More speed, less power ... more wins?
White Sox altered offensive philosophy, but will it be enough to pass Twins and Tigers?
Will the Chicago White Sox offense be offensive? Only time and a 162-game schedule will determine that.
The perennial slugging South Siders are mostly gone, replaced by new, sleek and more refined position players. Those new players can rake, but also take an extra base and score from first on a double.
The go-go is back for the White Sox. However, the question remains: Will their run production be enough to pass the Minnesota Twins and the Detroit Tigers in the AL Central Division race? Last fall, owner Jerry Reinsdorf, general manager Kenny Williams and assistant general manager Rick Hahn all decided to go along with manager Ozzie Guillen's new plan to rotate the designated hitter role between a number of different players. Guillen's idea was to use the position as a possible rest spot for players such as Carlos Quentin, A.J. Pierzynski andPaul Konerko. Guillen felt that by resting some of his better hitters and still getting them in the lineup, they could be more productive rather than having to have a total day off. After outfielder Johnny Damon turned down their offer to sign as a free agent, the White Sox settled in on their new plan.
The top of the White Sox order will be fun to watch. The consistent Juan Pierre brings his small ball game to the American League, which fits perfectly with Guillen's run-and-gun offensive mentality. Pierre could score as much as 120 runs with Gordon Beckham, Quentin and Konerko hitting behind him. The designated hitter combination of Andruw Jones and Mark Kotsay brings a diverse element of power and contact hitting.
Jones' offense may be the biggest surprise in spring training for the White Sox. It seems as if he has found the ability to hit for power again while reinventing his entire game. Jones has been one of the hardest workers this spring, and signs of the former superstar player he once was have reappeared. Kotsay is a singles and doubles hitter who brings an important left-handed bat to a lineup that is in need of more left-handed hitting. Kotsay, Pierzynski and Mark Teahen will be expected to drive in some runs and try to make up for the lack of power from the left side.
Don't be surprised if the White Sox hit 175 home runs. Pencil in the middle infielders, Alexei Ramirez and Beckham, with 23 each. Konerko, Quentin and Alex Rios all are capable of hitting 25 to 30 home runs, and the combination of Jones and Kotsay should be good for 25. Before you say that's not going to happen; remember, U.S. Cellular Field is the easiest home run park in the American League. As far as comeback seasons go, both Rios and Quentin must have big seasons in order for the White Sox to score enough runs.
Offensive strengths: The White Sox are a solid contact hitting team that should be able to play long ball and small ball equally well. Ozzie has the team that he wants!

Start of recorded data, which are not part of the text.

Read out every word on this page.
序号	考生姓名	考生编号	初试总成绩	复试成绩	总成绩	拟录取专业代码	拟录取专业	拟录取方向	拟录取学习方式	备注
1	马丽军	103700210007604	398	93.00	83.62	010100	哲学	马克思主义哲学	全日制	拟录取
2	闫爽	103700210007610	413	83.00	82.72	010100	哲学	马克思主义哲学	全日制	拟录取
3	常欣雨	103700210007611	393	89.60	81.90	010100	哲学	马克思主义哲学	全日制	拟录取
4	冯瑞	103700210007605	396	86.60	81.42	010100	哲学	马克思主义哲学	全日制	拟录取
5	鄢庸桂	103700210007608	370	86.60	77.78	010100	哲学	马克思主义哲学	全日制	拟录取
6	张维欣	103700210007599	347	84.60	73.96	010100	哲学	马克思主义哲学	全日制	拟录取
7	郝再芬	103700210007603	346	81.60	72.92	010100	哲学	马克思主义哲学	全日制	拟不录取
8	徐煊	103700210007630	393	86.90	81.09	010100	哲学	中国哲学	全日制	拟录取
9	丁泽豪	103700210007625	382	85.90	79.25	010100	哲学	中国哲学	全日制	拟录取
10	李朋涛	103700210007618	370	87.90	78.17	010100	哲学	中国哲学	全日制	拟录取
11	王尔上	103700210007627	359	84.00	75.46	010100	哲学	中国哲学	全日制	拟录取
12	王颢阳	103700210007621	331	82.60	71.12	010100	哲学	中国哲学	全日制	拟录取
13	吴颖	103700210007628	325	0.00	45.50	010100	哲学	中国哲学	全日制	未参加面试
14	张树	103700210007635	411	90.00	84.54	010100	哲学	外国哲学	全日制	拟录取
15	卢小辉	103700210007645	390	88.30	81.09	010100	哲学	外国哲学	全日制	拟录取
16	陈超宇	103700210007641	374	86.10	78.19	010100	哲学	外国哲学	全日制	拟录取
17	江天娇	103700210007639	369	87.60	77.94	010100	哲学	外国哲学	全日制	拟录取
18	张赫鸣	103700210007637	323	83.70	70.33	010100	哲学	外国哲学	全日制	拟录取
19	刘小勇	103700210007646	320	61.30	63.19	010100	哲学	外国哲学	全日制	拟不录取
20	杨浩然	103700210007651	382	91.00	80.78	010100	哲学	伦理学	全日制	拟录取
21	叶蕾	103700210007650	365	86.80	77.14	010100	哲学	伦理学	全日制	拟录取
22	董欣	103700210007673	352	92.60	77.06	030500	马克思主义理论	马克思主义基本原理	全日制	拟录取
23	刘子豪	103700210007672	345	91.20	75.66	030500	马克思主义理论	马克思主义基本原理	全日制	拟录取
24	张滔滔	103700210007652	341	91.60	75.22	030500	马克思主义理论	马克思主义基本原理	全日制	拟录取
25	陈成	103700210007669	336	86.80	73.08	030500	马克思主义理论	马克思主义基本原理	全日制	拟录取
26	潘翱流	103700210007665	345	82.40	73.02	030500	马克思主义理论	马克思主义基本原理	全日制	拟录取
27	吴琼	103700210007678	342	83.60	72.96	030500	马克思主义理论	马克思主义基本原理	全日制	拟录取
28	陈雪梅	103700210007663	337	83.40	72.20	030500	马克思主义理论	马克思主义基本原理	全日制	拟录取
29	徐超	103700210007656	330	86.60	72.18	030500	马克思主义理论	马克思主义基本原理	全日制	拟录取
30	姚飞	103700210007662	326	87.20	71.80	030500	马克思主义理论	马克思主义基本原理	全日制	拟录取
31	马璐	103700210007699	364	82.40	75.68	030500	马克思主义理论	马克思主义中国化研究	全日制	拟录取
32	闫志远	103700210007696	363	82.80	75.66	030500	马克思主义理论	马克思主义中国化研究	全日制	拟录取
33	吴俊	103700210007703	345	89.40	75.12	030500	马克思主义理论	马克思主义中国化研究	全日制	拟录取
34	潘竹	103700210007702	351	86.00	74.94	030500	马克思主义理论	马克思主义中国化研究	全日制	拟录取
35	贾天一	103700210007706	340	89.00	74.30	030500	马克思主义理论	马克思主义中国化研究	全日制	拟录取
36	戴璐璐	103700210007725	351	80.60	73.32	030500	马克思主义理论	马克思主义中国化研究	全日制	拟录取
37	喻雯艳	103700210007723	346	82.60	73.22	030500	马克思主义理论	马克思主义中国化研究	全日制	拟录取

White Sox offensive weaknesses: No left-handed RBI pop leaves the White Sox lineup unbalanced against the big boys in the American League.
White Sox win!: The club hits 175 home runs; Quentin and Rios lead the way with a combined 60 home runs.
White Sox lose!: Pierre starts showing his age by slowing down on the bases and Beckham suffers through a sophomore slump. Both Rios and Quentin fail to carry the load.